Monday, September 12, 2005

How I Brought New York Together

In November of 2001, my wife and I made our first post-9/11 trip to New York. I wrote a short piece about it that I’d hoped to place for publication, but it never made it out of the drawer. Here it is:


HOW I BROUGHT NEW YORK TOGETHER


I had meant to dress nicer.

It was to be our first visit to New York since the events of September 11th and my wife and I wondered how the trip would affect us, especially when we caught our first glimpse of the new skyline. I think like many a Philadelphian, we both felt a little proprietary about New York. Living so close to it had allowed us to enjoy so much of what it had to offer and given us so many fond memories, of music, Broadway shows, and a hundred small moments that made us feel like honorary members of a secret club. We may have been lifelong Philadelphians, but it was time to acknowledge the Manhattanite within us and join together with our cosmopolitan kin. Surely they would recognize us and we would share our secret grief, a grief known most profoundly to we East Coasters, Sons and Daughters of the Northeast Corridor, Holy Knights of the Bully Ballclubs.

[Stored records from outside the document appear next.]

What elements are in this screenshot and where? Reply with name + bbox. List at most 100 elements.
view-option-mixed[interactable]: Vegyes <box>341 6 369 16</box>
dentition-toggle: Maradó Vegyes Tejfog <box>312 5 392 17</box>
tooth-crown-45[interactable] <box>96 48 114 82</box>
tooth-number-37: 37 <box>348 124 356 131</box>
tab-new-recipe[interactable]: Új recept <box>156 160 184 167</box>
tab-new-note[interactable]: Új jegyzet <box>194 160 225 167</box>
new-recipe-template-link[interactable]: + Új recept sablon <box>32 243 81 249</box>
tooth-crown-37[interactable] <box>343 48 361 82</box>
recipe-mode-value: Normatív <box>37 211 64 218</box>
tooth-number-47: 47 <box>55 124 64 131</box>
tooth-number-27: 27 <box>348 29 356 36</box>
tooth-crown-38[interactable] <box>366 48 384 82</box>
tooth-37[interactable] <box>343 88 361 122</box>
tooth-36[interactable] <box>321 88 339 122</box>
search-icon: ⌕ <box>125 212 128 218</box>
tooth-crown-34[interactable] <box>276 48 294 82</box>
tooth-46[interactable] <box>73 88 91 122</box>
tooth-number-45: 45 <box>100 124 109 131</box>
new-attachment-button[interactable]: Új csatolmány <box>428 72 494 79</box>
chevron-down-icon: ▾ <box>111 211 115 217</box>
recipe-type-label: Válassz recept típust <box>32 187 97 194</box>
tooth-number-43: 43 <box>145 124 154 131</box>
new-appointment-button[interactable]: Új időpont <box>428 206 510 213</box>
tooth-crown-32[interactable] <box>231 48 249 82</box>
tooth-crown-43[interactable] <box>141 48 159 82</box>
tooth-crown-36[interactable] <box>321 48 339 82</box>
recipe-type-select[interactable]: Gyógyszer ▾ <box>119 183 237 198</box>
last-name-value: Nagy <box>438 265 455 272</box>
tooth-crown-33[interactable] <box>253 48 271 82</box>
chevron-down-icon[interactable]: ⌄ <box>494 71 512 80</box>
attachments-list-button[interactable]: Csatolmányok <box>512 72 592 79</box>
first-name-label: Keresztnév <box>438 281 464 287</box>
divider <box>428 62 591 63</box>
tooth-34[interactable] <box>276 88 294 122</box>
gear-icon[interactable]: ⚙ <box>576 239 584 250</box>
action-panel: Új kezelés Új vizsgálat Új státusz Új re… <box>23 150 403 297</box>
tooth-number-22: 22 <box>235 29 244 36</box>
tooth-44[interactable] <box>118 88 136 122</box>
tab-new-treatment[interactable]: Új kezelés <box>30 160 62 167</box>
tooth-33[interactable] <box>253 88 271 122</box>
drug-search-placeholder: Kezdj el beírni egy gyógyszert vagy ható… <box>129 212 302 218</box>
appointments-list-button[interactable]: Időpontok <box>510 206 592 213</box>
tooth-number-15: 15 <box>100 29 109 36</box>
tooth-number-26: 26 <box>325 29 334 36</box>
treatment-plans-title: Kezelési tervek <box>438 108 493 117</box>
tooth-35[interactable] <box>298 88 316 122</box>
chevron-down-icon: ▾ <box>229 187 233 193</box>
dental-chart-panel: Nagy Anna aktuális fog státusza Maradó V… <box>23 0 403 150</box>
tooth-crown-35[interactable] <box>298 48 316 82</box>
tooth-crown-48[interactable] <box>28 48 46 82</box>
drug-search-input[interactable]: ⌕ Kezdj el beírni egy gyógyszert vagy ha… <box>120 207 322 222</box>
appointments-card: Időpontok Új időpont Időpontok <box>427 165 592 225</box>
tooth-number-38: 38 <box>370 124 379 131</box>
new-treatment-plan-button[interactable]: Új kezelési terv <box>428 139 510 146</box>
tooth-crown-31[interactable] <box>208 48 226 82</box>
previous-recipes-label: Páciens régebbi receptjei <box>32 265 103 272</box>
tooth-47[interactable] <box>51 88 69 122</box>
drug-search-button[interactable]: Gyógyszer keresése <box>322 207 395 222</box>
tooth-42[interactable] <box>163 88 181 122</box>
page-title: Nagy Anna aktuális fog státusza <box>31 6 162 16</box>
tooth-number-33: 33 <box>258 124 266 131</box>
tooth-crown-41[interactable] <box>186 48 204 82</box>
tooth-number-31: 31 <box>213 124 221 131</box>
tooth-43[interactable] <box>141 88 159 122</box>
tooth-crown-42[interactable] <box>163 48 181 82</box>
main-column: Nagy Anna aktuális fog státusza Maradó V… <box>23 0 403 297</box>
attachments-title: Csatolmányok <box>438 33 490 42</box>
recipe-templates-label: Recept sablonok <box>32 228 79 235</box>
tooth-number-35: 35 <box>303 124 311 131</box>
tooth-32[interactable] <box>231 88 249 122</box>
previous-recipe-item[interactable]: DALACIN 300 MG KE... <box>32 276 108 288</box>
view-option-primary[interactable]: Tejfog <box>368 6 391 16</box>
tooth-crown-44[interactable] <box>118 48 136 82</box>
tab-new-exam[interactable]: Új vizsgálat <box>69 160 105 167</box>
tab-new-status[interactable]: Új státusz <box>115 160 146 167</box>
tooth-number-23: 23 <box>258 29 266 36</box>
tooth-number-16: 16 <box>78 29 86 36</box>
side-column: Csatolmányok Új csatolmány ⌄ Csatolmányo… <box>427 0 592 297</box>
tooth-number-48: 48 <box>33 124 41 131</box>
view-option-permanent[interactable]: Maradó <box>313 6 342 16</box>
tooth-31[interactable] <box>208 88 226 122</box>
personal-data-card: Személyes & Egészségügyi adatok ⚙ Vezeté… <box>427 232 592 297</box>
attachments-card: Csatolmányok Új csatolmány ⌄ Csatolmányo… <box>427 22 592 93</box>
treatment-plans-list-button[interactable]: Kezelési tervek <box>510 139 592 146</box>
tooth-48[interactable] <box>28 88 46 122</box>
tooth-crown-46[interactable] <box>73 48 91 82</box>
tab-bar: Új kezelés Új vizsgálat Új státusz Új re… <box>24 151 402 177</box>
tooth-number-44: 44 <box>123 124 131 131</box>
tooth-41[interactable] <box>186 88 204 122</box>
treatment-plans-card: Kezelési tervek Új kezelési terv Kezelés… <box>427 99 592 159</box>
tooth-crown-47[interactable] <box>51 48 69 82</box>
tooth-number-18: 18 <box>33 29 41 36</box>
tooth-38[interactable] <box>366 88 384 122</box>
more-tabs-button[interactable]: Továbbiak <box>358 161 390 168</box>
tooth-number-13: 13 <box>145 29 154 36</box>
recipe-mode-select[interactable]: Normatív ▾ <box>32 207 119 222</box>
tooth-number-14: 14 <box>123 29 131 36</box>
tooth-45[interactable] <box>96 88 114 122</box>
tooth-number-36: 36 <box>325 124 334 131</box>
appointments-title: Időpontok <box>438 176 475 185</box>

I have this problem at shows.

Several things have happened since my wife and I went clubbing in our heyday. For one, the artists we enjoyed then have either a) fallen off the face of the earth or b) challenged themselves and their audiences musically to the point where what they do is of interest to only their hardcore fans and (and this is a crucial and) those too young to understand that even though the artist they paid to see played a loud guitar with a knock-kneed sneer 20 years ago, this is no guarantee that they're going to attend what is conventionally known as a "rock show."

I should explain.

There's an entire generation of Elvis Costello fans that somehow believes that, even though he's done everything in his power over the past 10 years to convince them of the contrary, if they pay money to see him, he will revive the long-dead icon from the cover of My Aim Is True and play Pump It Up ten times in a row, and one more time as an encore. His dalliances with a string quartet, Burt Bacharach, or Tom Waits's back-up band will not disabuse of them of this notion. They believe it as solidly as you and I believe in gravity. There is no disuading them and the result is, when faced with Elvis fronting the latest version of the Charles Mingus Orchestra, their brains squeal and they stare in helpless confusion at their palm pilots.

And so.

The crowd that night at the Beacon seemed well-behaved enough, though there was an augury of the unpleasantness to come when the fellow a few seats down began to drunkenly mumble "Bulllllshiiit!" in the midst of a Mingus ballad. But this honest approach was preferable to the crew that planted themselves behind us and decided the Mingus compositions were some kind of background music, a kind of aural wallpaper they'd paid $100 to shout over. In my mind, I asked them to be quiet several times. Then my mouth exploded.

"WILL YOU SHUT UP? THERE ARE PEOPLE ONSTAGE PLAYING! PLEASE! SHUT UP!"

Or something like that. It doesn't matter. One guy grabs my arm from behind and tells me to shut up. From out of nowhere, I find myself telling him (this, in the shadow of one the greatest tragedies in our collective history, mind you), "It is the world's great misfortune that Charles Mingus is dead and that you, sir, are still alive." He glares at me as my wife and a spectator pull us apart. The only other thing I remember is my calling him a punk, as if I were about to jump on my Harley and burn rubber. But it seemed very articulate at the time.

The rest of the evening consisted of muttered insults that drifted up from behind us and blended into a sort of vicious white noise. Sides were taken, allies enlisted from nearby seatmates. The show ended as Costello explained how he had devised a set of lyrics to Mingus's Hora Decubitus as he was hearing about the attack on the World Trade Center. He roared through its performance, exclaiming over and over again at its conclusion, "Life is a beautiful thing! Life is a beautiful thing! Life is a beautiful thing!"

We all filed out quickly, avoiding eye contact, wondering what new and tentative armies might lie on the horizon.